New research has found that the reason older people are more prone to distraction is that they have more knowledge to share but are not always able to filter out what is most relevant at that moment.
Instead, you may find yourself in conversation with someone who ends of wandering far off topic or sharing unnecessary information.
Researchers from the University of Edinburgh conducted a study that found older people are not able to efficiently select the right information to share in conversation because there is an overflow of knowledge.
The results of the study were published in the journal eLife and could help reduce the risk of social isolation and depression among the elderly by improving our understanding of how aging affects cognition and communication.
For the study, the researchers analyzed speech samples from 60 participants ages 18 to over 80.

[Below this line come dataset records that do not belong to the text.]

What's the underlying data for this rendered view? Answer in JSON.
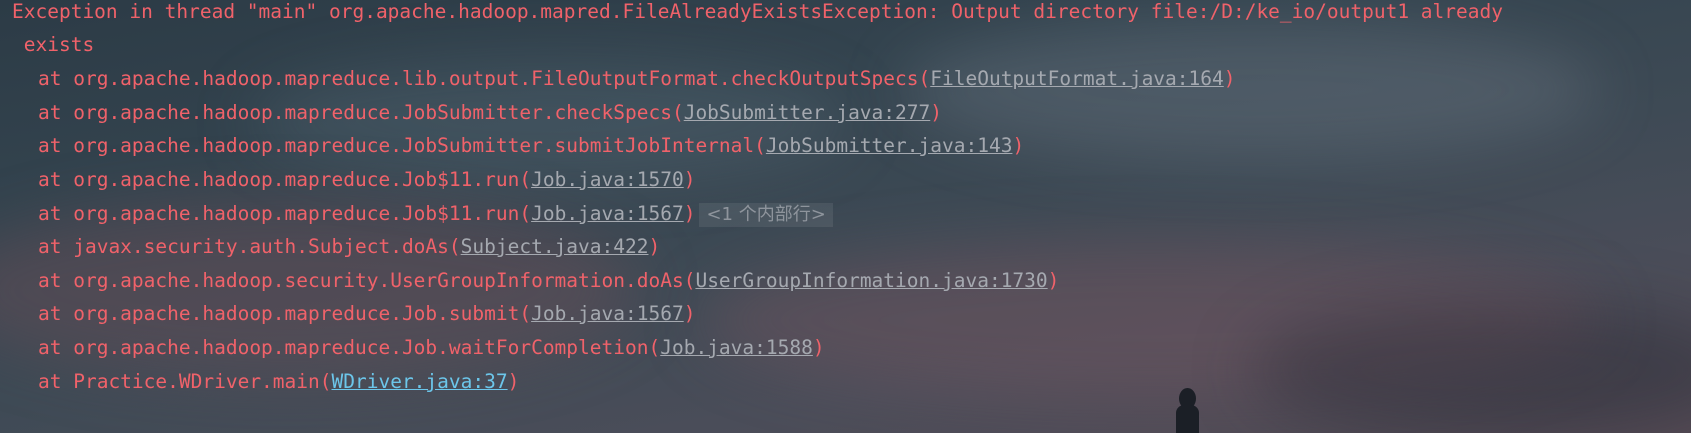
{
  "console": {
    "exception_line1": "Exception in thread \"main\" org.apache.hadoop.mapred.FileAlreadyExistsException: Output directory file:/D:/ke_io/output1 already",
    "exception_line2": " exists",
    "frames": [
      {
        "method": "at org.apache.hadoop.mapreduce.lib.output.FileOutputFormat.checkOutputSpecs(",
        "link": "FileOutputFormat.java:164",
        "close": ")"
      },
      {
        "method": "at org.apache.hadoop.mapreduce.JobSubmitter.checkSpecs(",
        "link": "JobSubmitter.java:277",
        "close": ")"
      },
      {
        "method": "at org.apache.hadoop.mapreduce.JobSubmitter.submitJobInternal(",
        "link": "JobSubmitter.java:143",
        "close": ")"
      },
      {
        "method": "at org.apache.hadoop.mapreduce.Job$11.run(",
        "link": "Job.java:1570",
        "close": ")"
      },
      {
        "method": "at org.apache.hadoop.mapreduce.Job$11.run(",
        "link": "Job.java:1567",
        "close": ")",
        "folded": "<1 个内部行>"
      },
      {
        "method": "at javax.security.auth.Subject.doAs(",
        "link": "Subject.java:422",
        "close": ")"
      },
      {
        "method": "at org.apache.hadoop.security.UserGroupInformation.doAs(",
        "link": "UserGroupInformation.java:1730",
        "close": ")"
      },
      {
        "method": "at org.apache.hadoop.mapreduce.Job.submit(",
        "link": "Job.java:1567",
        "close": ")"
      },
      {
        "method": "at org.apache.hadoop.mapreduce.Job.waitForCompletion(",
        "link": "Job.java:1588",
        "close": ")"
      },
      {
        "method": "at Practice.WDriver.main(",
        "link": "WDriver.java:37",
        "close": ")"
      }
    ]
  },
  "colors": {
    "error_text": "#f0626a",
    "library_link": "#a5a9b0",
    "project_link": "#6cc6ea"
  }
}
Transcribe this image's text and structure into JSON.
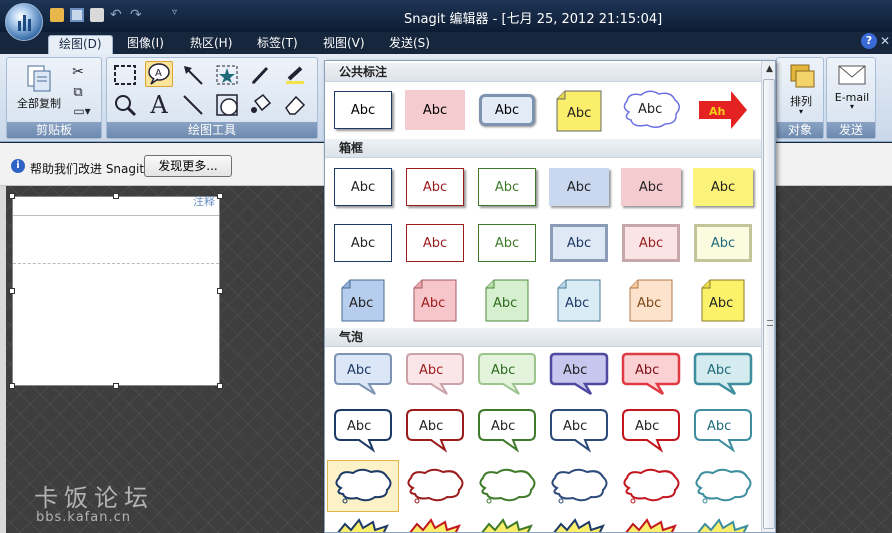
{
  "window": {
    "title": "Snagit 编辑器 - [七月 25, 2012 21:15:04]"
  },
  "ribbon_tabs": [
    {
      "label": "绘图(D)",
      "active": true
    },
    {
      "label": "图像(I)"
    },
    {
      "label": "热区(H)"
    },
    {
      "label": "标签(T)"
    },
    {
      "label": "视图(V)"
    },
    {
      "label": "发送(S)"
    }
  ],
  "groups": {
    "clipboard": {
      "label": "剪贴板",
      "copy_all": "全部复制"
    },
    "drawing_tools": {
      "label": "绘图工具"
    },
    "arrange": {
      "label": "对象",
      "button": "排列"
    },
    "send": {
      "label": "发送",
      "button": "E-mail"
    }
  },
  "infobar": {
    "text": "帮助我们改进 Snagit",
    "button": "发现更多..."
  },
  "gallery": {
    "sections": [
      {
        "title": "公共标注"
      },
      {
        "title": "箱框"
      },
      {
        "title": "气泡"
      }
    ],
    "sample_text": "Abc",
    "arrow_text": "Ah"
  },
  "paper": {
    "corner_text": "注释"
  },
  "watermark": {
    "line1": "卡饭论坛",
    "line2": "bbs.kafan.cn"
  },
  "colors": {
    "accent_red": "#e52222",
    "selection": "#fde49a",
    "ribbon_header": "#6d89ae"
  }
}
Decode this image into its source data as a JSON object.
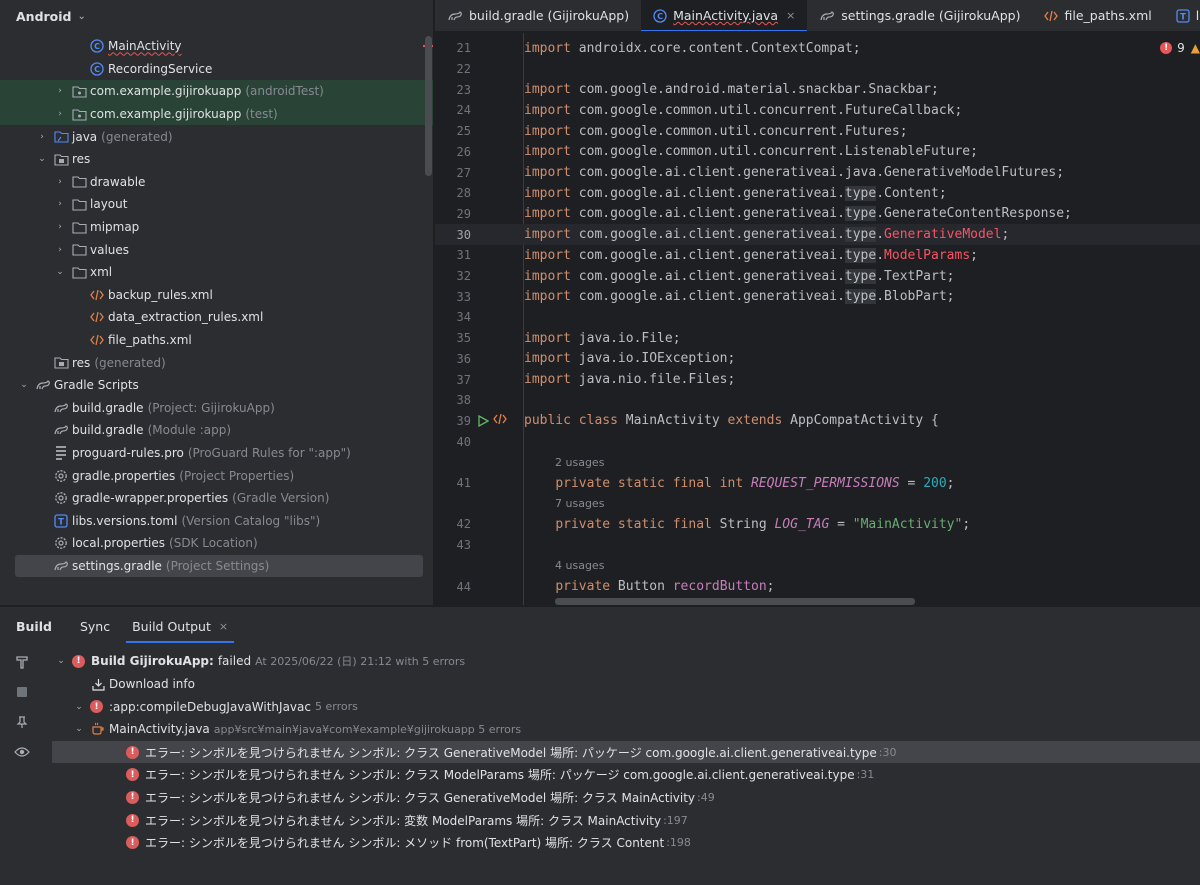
{
  "project": {
    "title": "Android",
    "tree": [
      {
        "label": "MainActivity",
        "secondary": "",
        "icon": "class-icon",
        "depth": 4,
        "arrow": "",
        "wavy": true,
        "marker": true
      },
      {
        "label": "RecordingService",
        "secondary": "",
        "icon": "class-icon",
        "depth": 4,
        "arrow": "",
        "wavy": false,
        "marker": false
      },
      {
        "label": "com.example.gijirokuapp",
        "secondary": "(androidTest)",
        "icon": "package-icon",
        "depth": 3,
        "arrow": "›",
        "wavy": false,
        "marker": false,
        "green": true
      },
      {
        "label": "com.example.gijirokuapp",
        "secondary": "(test)",
        "icon": "package-icon",
        "depth": 3,
        "arrow": "›",
        "wavy": false,
        "marker": false,
        "green": true
      },
      {
        "label": "java",
        "secondary": "(generated)",
        "icon": "generated-folder-icon",
        "depth": 2,
        "arrow": "›"
      },
      {
        "label": "res",
        "secondary": "",
        "icon": "res-folder-icon",
        "depth": 2,
        "arrow": "⌄"
      },
      {
        "label": "drawable",
        "secondary": "",
        "icon": "folder-icon",
        "depth": 3,
        "arrow": "›"
      },
      {
        "label": "layout",
        "secondary": "",
        "icon": "folder-icon",
        "depth": 3,
        "arrow": "›"
      },
      {
        "label": "mipmap",
        "secondary": "",
        "icon": "folder-icon",
        "depth": 3,
        "arrow": "›"
      },
      {
        "label": "values",
        "secondary": "",
        "icon": "folder-icon",
        "depth": 3,
        "arrow": "›"
      },
      {
        "label": "xml",
        "secondary": "",
        "icon": "folder-icon",
        "depth": 3,
        "arrow": "⌄"
      },
      {
        "label": "backup_rules.xml",
        "secondary": "",
        "icon": "xml-file-icon",
        "depth": 4,
        "arrow": ""
      },
      {
        "label": "data_extraction_rules.xml",
        "secondary": "",
        "icon": "xml-file-icon",
        "depth": 4,
        "arrow": ""
      },
      {
        "label": "file_paths.xml",
        "secondary": "",
        "icon": "xml-file-icon",
        "depth": 4,
        "arrow": ""
      },
      {
        "label": "res",
        "secondary": "(generated)",
        "icon": "res-folder-icon",
        "depth": 2,
        "arrow": ""
      },
      {
        "label": "Gradle Scripts",
        "secondary": "",
        "icon": "gradle-icon",
        "depth": 0,
        "arrow": "⌄"
      },
      {
        "label": "build.gradle",
        "secondary": "(Project: GijirokuApp)",
        "icon": "gradle-icon",
        "depth": 2,
        "arrow": ""
      },
      {
        "label": "build.gradle",
        "secondary": "(Module :app)",
        "icon": "gradle-icon",
        "depth": 2,
        "arrow": ""
      },
      {
        "label": "proguard-rules.pro",
        "secondary": "(ProGuard Rules for \":app\")",
        "icon": "text-file-icon",
        "depth": 2,
        "arrow": ""
      },
      {
        "label": "gradle.properties",
        "secondary": "(Project Properties)",
        "icon": "settings-file-icon",
        "depth": 2,
        "arrow": ""
      },
      {
        "label": "gradle-wrapper.properties",
        "secondary": "(Gradle Version)",
        "icon": "settings-file-icon",
        "depth": 2,
        "arrow": ""
      },
      {
        "label": "libs.versions.toml",
        "secondary": "(Version Catalog \"libs\")",
        "icon": "toml-file-icon",
        "depth": 2,
        "arrow": ""
      },
      {
        "label": "local.properties",
        "secondary": "(SDK Location)",
        "icon": "settings-file-icon",
        "depth": 2,
        "arrow": ""
      },
      {
        "label": "settings.gradle",
        "secondary": "(Project Settings)",
        "icon": "gradle-icon",
        "depth": 2,
        "arrow": "",
        "selected": true
      }
    ]
  },
  "tabs": [
    {
      "label": "build.gradle (GijirokuApp)",
      "icon": "gradle-icon",
      "active": false
    },
    {
      "label": "MainActivity.java",
      "icon": "class-icon",
      "active": true
    },
    {
      "label": "settings.gradle (GijirokuApp)",
      "icon": "gradle-icon",
      "active": false
    },
    {
      "label": "file_paths.xml",
      "icon": "xml-file-icon",
      "active": false
    },
    {
      "label": "libs.versions.toml",
      "icon": "toml-file-icon",
      "active": false
    }
  ],
  "editor": {
    "error_count": "9",
    "close_tab_glyph": "×",
    "lines": [
      {
        "num": "21",
        "html": "<span class='kw'>import</span> androidx.core.content.ContextCompat;"
      },
      {
        "num": "22",
        "html": ""
      },
      {
        "num": "23",
        "html": "<span class='kw'>import</span> com.google.android.material.snackbar.Snackbar;"
      },
      {
        "num": "24",
        "html": "<span class='kw'>import</span> com.google.common.util.concurrent.FutureCallback;"
      },
      {
        "num": "25",
        "html": "<span class='kw'>import</span> com.google.common.util.concurrent.Futures;"
      },
      {
        "num": "26",
        "html": "<span class='kw'>import</span> com.google.common.util.concurrent.ListenableFuture;"
      },
      {
        "num": "27",
        "html": "<span class='kw'>import</span> com.google.ai.client.generativeai.java.GenerativeModelFutures;"
      },
      {
        "num": "28",
        "html": "<span class='kw'>import</span> com.google.ai.client.generativeai.<span class='typebox'>type</span>.Content;"
      },
      {
        "num": "29",
        "html": "<span class='kw'>import</span> com.google.ai.client.generativeai.<span class='typebox'>type</span>.GenerateContentResponse;"
      },
      {
        "num": "30",
        "html": "<span class='kw'>import</span> com.google.ai.client.generativeai.<span class='typebox'>type</span>.<span class='err'>GenerativeModel</span>;",
        "current": true
      },
      {
        "num": "31",
        "html": "<span class='kw'>import</span> com.google.ai.client.generativeai.<span class='typebox'>type</span>.<span class='err'>ModelParams</span>;"
      },
      {
        "num": "32",
        "html": "<span class='kw'>import</span> com.google.ai.client.generativeai.<span class='typebox'>type</span>.TextPart;"
      },
      {
        "num": "33",
        "html": "<span class='kw'>import</span> com.google.ai.client.generativeai.<span class='typebox'>type</span>.BlobPart;"
      },
      {
        "num": "34",
        "html": ""
      },
      {
        "num": "35",
        "html": "<span class='kw'>import</span> java.io.File;"
      },
      {
        "num": "36",
        "html": "<span class='kw'>import</span> java.io.IOException;"
      },
      {
        "num": "37",
        "html": "<span class='kw'>import</span> java.nio.file.Files;"
      },
      {
        "num": "38",
        "html": ""
      },
      {
        "num": "39",
        "html": "<span class='kw'>public class</span> MainActivity <span class='kw'>extends</span> AppCompatActivity {",
        "run": true
      },
      {
        "num": "40",
        "html": ""
      },
      {
        "num": "",
        "usages": "2 usages"
      },
      {
        "num": "41",
        "html": "    <span class='kw'>private static final int</span> <span class='const'>REQUEST_PERMISSIONS</span> = <span class='num'>200</span>;"
      },
      {
        "num": "",
        "usages": "7 usages"
      },
      {
        "num": "42",
        "html": "    <span class='kw'>private static final</span> String <span class='const'>LOG_TAG</span> = <span class='str'>\"MainActivity\"</span>;"
      },
      {
        "num": "43",
        "html": ""
      },
      {
        "num": "",
        "usages": "4 usages"
      },
      {
        "num": "44",
        "html": "    <span class='kw'>private</span> Button <span class='fld'>recordButton</span>;"
      }
    ]
  },
  "build": {
    "title": "Build",
    "tabs": [
      {
        "label": "Sync",
        "active": false
      },
      {
        "label": "Build Output",
        "active": true
      }
    ],
    "tree": [
      {
        "arrow": "⌄",
        "indent": 0,
        "error": true,
        "label": "Build GijirokuApp:",
        "label2": "failed",
        "secondary": "At 2025/06/22 (日) 21:12 with 5 errors",
        "bold": true
      },
      {
        "arrow": "",
        "indent": 1,
        "icon": "download-icon",
        "label": "Download info",
        "secondary": ""
      },
      {
        "arrow": "⌄",
        "indent": 1,
        "error": true,
        "label": ":app:compileDebugJavaWithJavac",
        "secondary": "5 errors"
      },
      {
        "arrow": "⌄",
        "indent": 2,
        "icon": "java-file-icon",
        "label": "MainActivity.java",
        "secondary": "app¥src¥main¥java¥com¥example¥gijirokuapp 5 errors"
      },
      {
        "arrow": "",
        "indent": 3,
        "error": true,
        "label": "エラー: シンボルを見つけられません シンボル:   クラス GenerativeModel 場所: パッケージ com.google.ai.client.generativeai.type",
        "line": ":30",
        "selected": true
      },
      {
        "arrow": "",
        "indent": 3,
        "error": true,
        "label": "エラー: シンボルを見つけられません シンボル:   クラス ModelParams 場所: パッケージ com.google.ai.client.generativeai.type",
        "line": ":31"
      },
      {
        "arrow": "",
        "indent": 3,
        "error": true,
        "label": "エラー: シンボルを見つけられません シンボル:   クラス GenerativeModel 場所: クラス MainActivity",
        "line": ":49"
      },
      {
        "arrow": "",
        "indent": 3,
        "error": true,
        "label": "エラー: シンボルを見つけられません シンボル:   変数 ModelParams 場所: クラス MainActivity",
        "line": ":197"
      },
      {
        "arrow": "",
        "indent": 3,
        "error": true,
        "label": "エラー: シンボルを見つけられません シンボル:   メソッド from(TextPart) 場所: クラス Content",
        "line": ":198"
      }
    ]
  }
}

The participants were asked to speak about a given subject for one minute and the researchers later measured each participant’s coherence and ability to share the most relevant information.
The researchers also tested the thinking skills of the participants through different challenges that assessed vocabulary, knowledge, and ability to focus, according to the Daily Mail which reported on the new study.
Overall, the researchers discovered that people over 60 years of age were not as capable as 18 to 30-year-olds in sharing information.
According to the study results, older people have access to more information but are not efficient when it comes to selecting the most pertinent information for a given conversation. Instead, older people are more prone to wandering off topic or rambling.
“Having larger stores of knowledge to select from increases the challenge of staying on topic for older people,” Paul Hoffman, the lead author of the study, told the Daily Mail. “At the same time, they may experience age-related declines in the ability to suppress unnecessary information.”